5. The place recognition method based on knowledge graph inference according to claim 1, wherein the inference from the place knowledge graph in step 4) comprises the following sub-steps:

4-1) in the training process, combining the entity dictionary and place categories into a new dictionary, which is denoted by a one-hot code vector; and designing a DNN inference model by using a set of description entities-probability values of the samples as the input and the place categories as the output; and

4-2) in the inference process, performing entity matching between the set of description entities of the samples acquired in step 2) and the knowledge graph constructed in step 3), to obtain a set of description entities-probability values; and then inputting the set into the well-trained inference model in sub-step 4-1), to finally obtain place category knowledge.

6. The place recognition method based on knowledge graph inference according to claim 3, wherein the description entity dictionary comprises the following two sets: an object set and an action state set; elements in the object set are words corresponding to real objects, and elements in the action state set are words corresponding to interactions between humans and objects or between humans, and certain states of humans or produced events; and other semantic words are not included in the description entity dictionary.

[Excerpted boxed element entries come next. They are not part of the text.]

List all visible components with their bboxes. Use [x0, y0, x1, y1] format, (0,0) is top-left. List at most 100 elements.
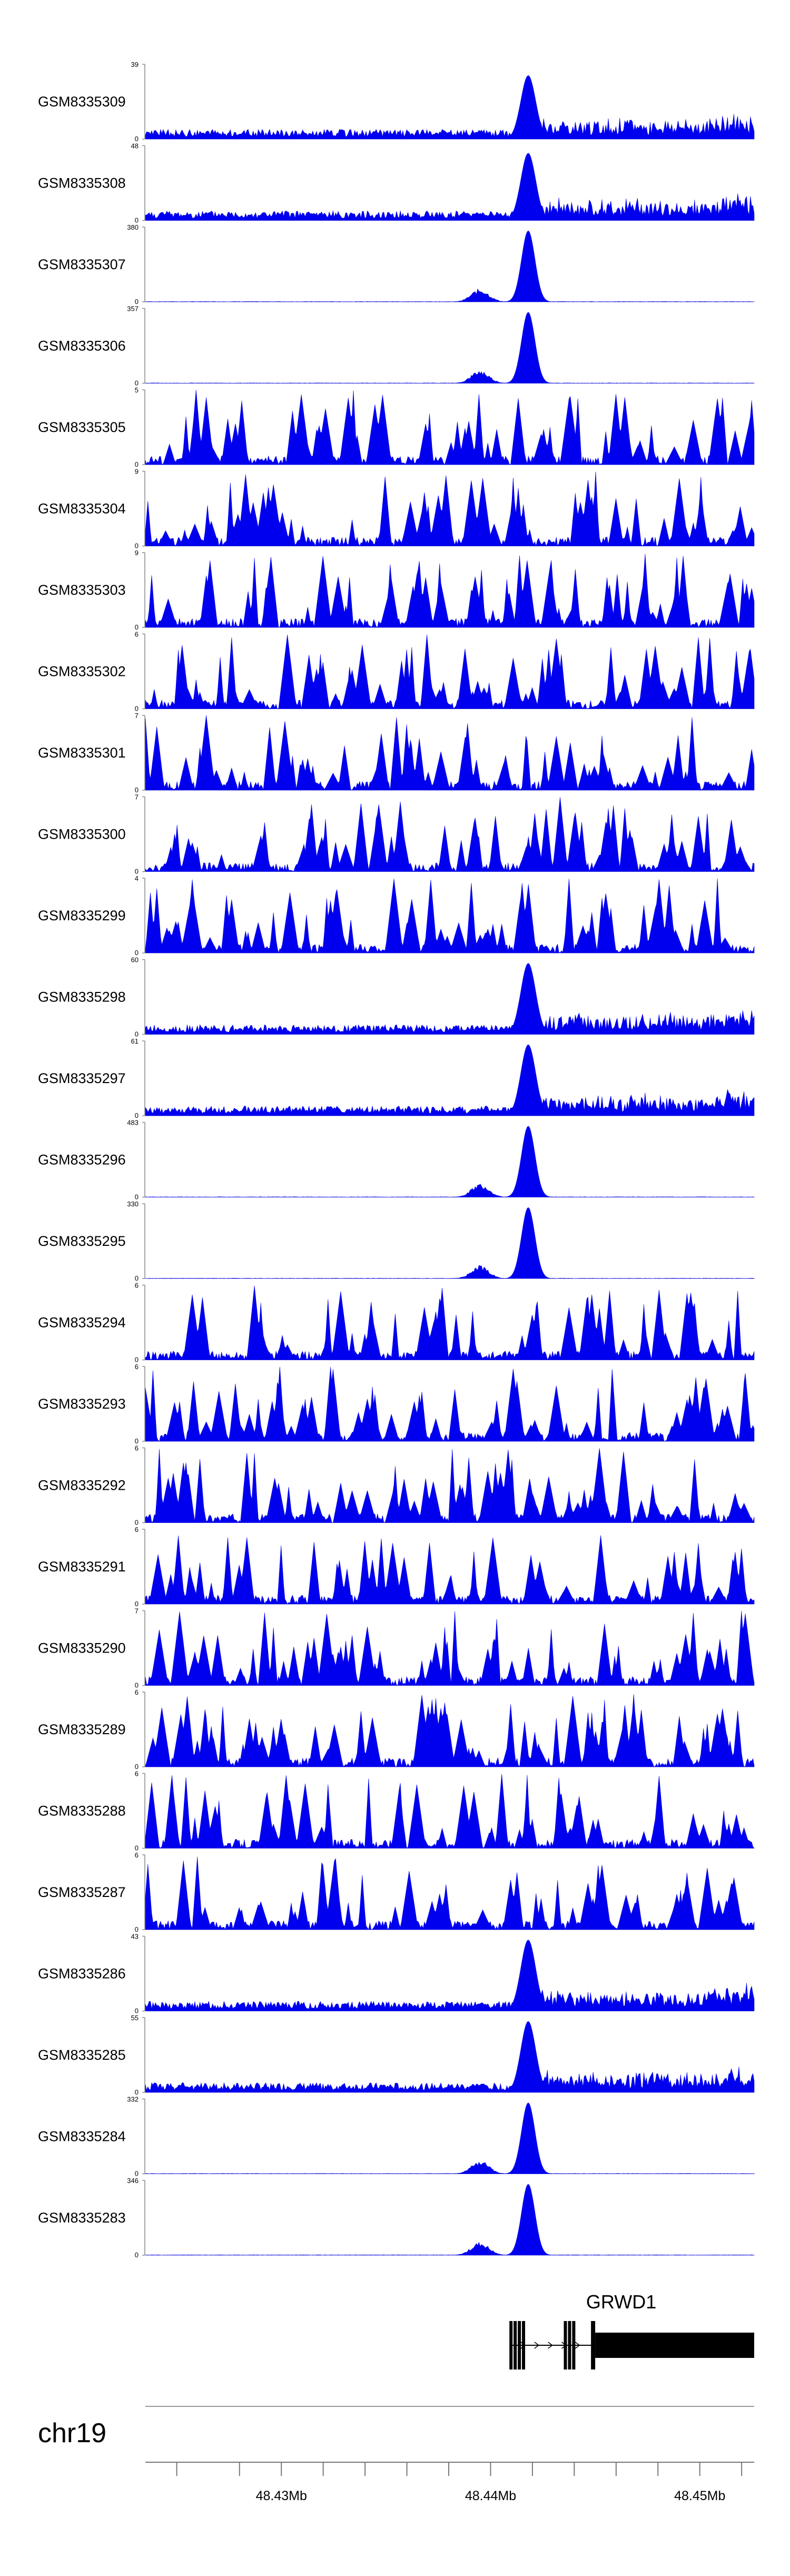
y-min-label: 0 [135, 1925, 139, 1933]
y-min-label: 0 [135, 1030, 139, 1038]
track-label: GSM8335301 [38, 745, 126, 761]
y-max-label: 6 [135, 1688, 139, 1696]
signal-area [145, 1694, 755, 1767]
signal-area [145, 715, 755, 791]
track-label: GSM8335283 [38, 2210, 126, 2226]
y-max-label: 6 [135, 1770, 139, 1778]
track-GSM8335308: GSM8335308 48 0 [38, 142, 755, 224]
track-label: GSM8335291 [38, 1559, 126, 1575]
signal-area [145, 153, 755, 221]
track-label: GSM8335289 [38, 1722, 126, 1737]
y-max-label: 7 [135, 793, 139, 801]
track-label: GSM8335306 [38, 338, 126, 354]
track-label: GSM8335290 [38, 1640, 126, 1656]
y-max-label: 9 [135, 468, 139, 476]
strand-arrow [548, 2342, 553, 2349]
track-label: GSM8335296 [38, 1152, 126, 1168]
y-max-label: 6 [135, 1851, 139, 1859]
track-label: GSM8335302 [38, 664, 126, 680]
y-max-label: 357 [127, 305, 139, 313]
track-label: GSM8335304 [38, 501, 126, 517]
track-GSM8335295: GSM8335295 330 0 [38, 1200, 755, 1282]
y-max-label: 6 [135, 1282, 139, 1290]
track-GSM8335286: GSM8335286 43 0 [38, 1933, 755, 2015]
strand-arrow [534, 2342, 540, 2349]
track-GSM8335289: GSM8335289 6 0 [38, 1688, 755, 1771]
signal-area [145, 2021, 755, 2093]
track-label: GSM8335303 [38, 582, 126, 598]
y-min-label: 0 [135, 1356, 139, 1364]
track-GSM8335306: GSM8335306 357 0 [38, 305, 755, 387]
track-label: GSM8335286 [38, 1966, 126, 1982]
track-GSM8335302: GSM8335302 6 0 [38, 631, 755, 713]
track-GSM8335299: GSM8335299 4 0 [38, 874, 755, 957]
track-GSM8335293: GSM8335293 6 0 [38, 1363, 755, 1445]
track-label: GSM8335300 [38, 827, 126, 842]
track-GSM8335288: GSM8335288 6 0 [38, 1770, 755, 1852]
y-max-label: 43 [131, 1933, 139, 1941]
y-min-label: 0 [135, 1682, 139, 1689]
y-min-label: 0 [135, 217, 139, 224]
signal-tracks: GSM8335309390GSM8335308480GSM83353073800… [38, 61, 755, 2259]
signal-area [145, 963, 755, 1035]
gene-exon [509, 2321, 513, 2369]
track-GSM8335300: GSM8335300 7 0 [38, 793, 755, 876]
track-label: GSM8335293 [38, 1396, 126, 1412]
x-axis-tick-label: 48.45Mb [674, 2489, 725, 2503]
signal-area [145, 230, 755, 302]
y-min-label: 0 [135, 623, 139, 631]
y-max-label: 6 [135, 1363, 139, 1371]
y-min-label: 0 [135, 786, 139, 794]
track-GSM8335285: GSM8335285 55 0 [38, 2014, 755, 2096]
track-label: GSM8335307 [38, 257, 126, 272]
track-GSM8335309: GSM8335309 39 0 [38, 61, 755, 143]
y-min-label: 0 [135, 2251, 139, 2259]
y-min-label: 0 [135, 1437, 139, 1445]
y-max-label: 330 [127, 1200, 139, 1208]
signal-area [145, 1285, 755, 1360]
track-label: GSM8335298 [38, 989, 126, 1005]
y-min-label: 0 [135, 2170, 139, 2178]
y-max-label: 5 [135, 386, 139, 394]
signal-area [145, 878, 755, 954]
track-GSM8335305: GSM8335305 5 0 [38, 386, 755, 468]
y-max-label: 346 [127, 2177, 139, 2185]
track-label: GSM8335295 [38, 1233, 126, 1249]
signal-area [145, 1610, 755, 1686]
gene-exon [568, 2321, 571, 2369]
track-GSM8335301: GSM8335301 7 0 [38, 712, 755, 794]
track-label: GSM8335299 [38, 908, 126, 923]
track-GSM8335290: GSM8335290 7 0 [38, 1607, 755, 1689]
track-GSM8335304: GSM8335304 9 0 [38, 468, 755, 550]
y-min-label: 0 [135, 1193, 139, 1201]
y-min-label: 0 [135, 705, 139, 713]
track-label: GSM8335305 [38, 419, 126, 435]
y-max-label: 7 [135, 712, 139, 720]
track-label: GSM8335292 [38, 1478, 126, 1493]
track-GSM8335297: GSM8335297 61 0 [38, 1037, 755, 1119]
signal-area [145, 2184, 755, 2256]
signal-area [145, 1044, 755, 1116]
gene-exon [522, 2321, 526, 2369]
y-min-label: 0 [135, 1763, 139, 1771]
y-min-label: 0 [135, 868, 139, 876]
y-max-label: 6 [135, 631, 139, 638]
track-label: GSM8335284 [38, 2129, 126, 2145]
y-min-label: 0 [135, 1274, 139, 1282]
y-max-label: 4 [135, 874, 139, 882]
gene-exon [572, 2321, 576, 2369]
y-max-label: 6 [135, 1526, 139, 1533]
track-label: GSM8335288 [38, 1803, 126, 1819]
track-label: GSM8335285 [38, 2047, 126, 2063]
x-axis-tick-label: 48.43Mb [256, 2489, 307, 2503]
track-label: GSM8335297 [38, 1070, 126, 1086]
track-label: GSM8335294 [38, 1315, 126, 1331]
gene-exon [564, 2321, 567, 2369]
y-max-label: 7 [135, 1607, 139, 1615]
strand-arrow [575, 2342, 580, 2349]
track-GSM8335303: GSM8335303 9 0 [38, 549, 755, 631]
y-min-label: 0 [135, 2088, 139, 2096]
y-max-label: 39 [131, 61, 139, 68]
track-GSM8335291: GSM8335291 6 0 [38, 1526, 755, 1608]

7. The place recognition method based on knowledge graph inference according to claim 5, wherein the DNN inference model has the following structure or steps:

the neural network structure at least comprises: an embedding vector fully connected layer, used for realizing mapping from a one-hot code to a dense vector; a recurrent neural network or its variant structure, used for realizing integration and fusion of the set of description entities-probability values; and a softmax layer, used for calculating a classification probability of place categories.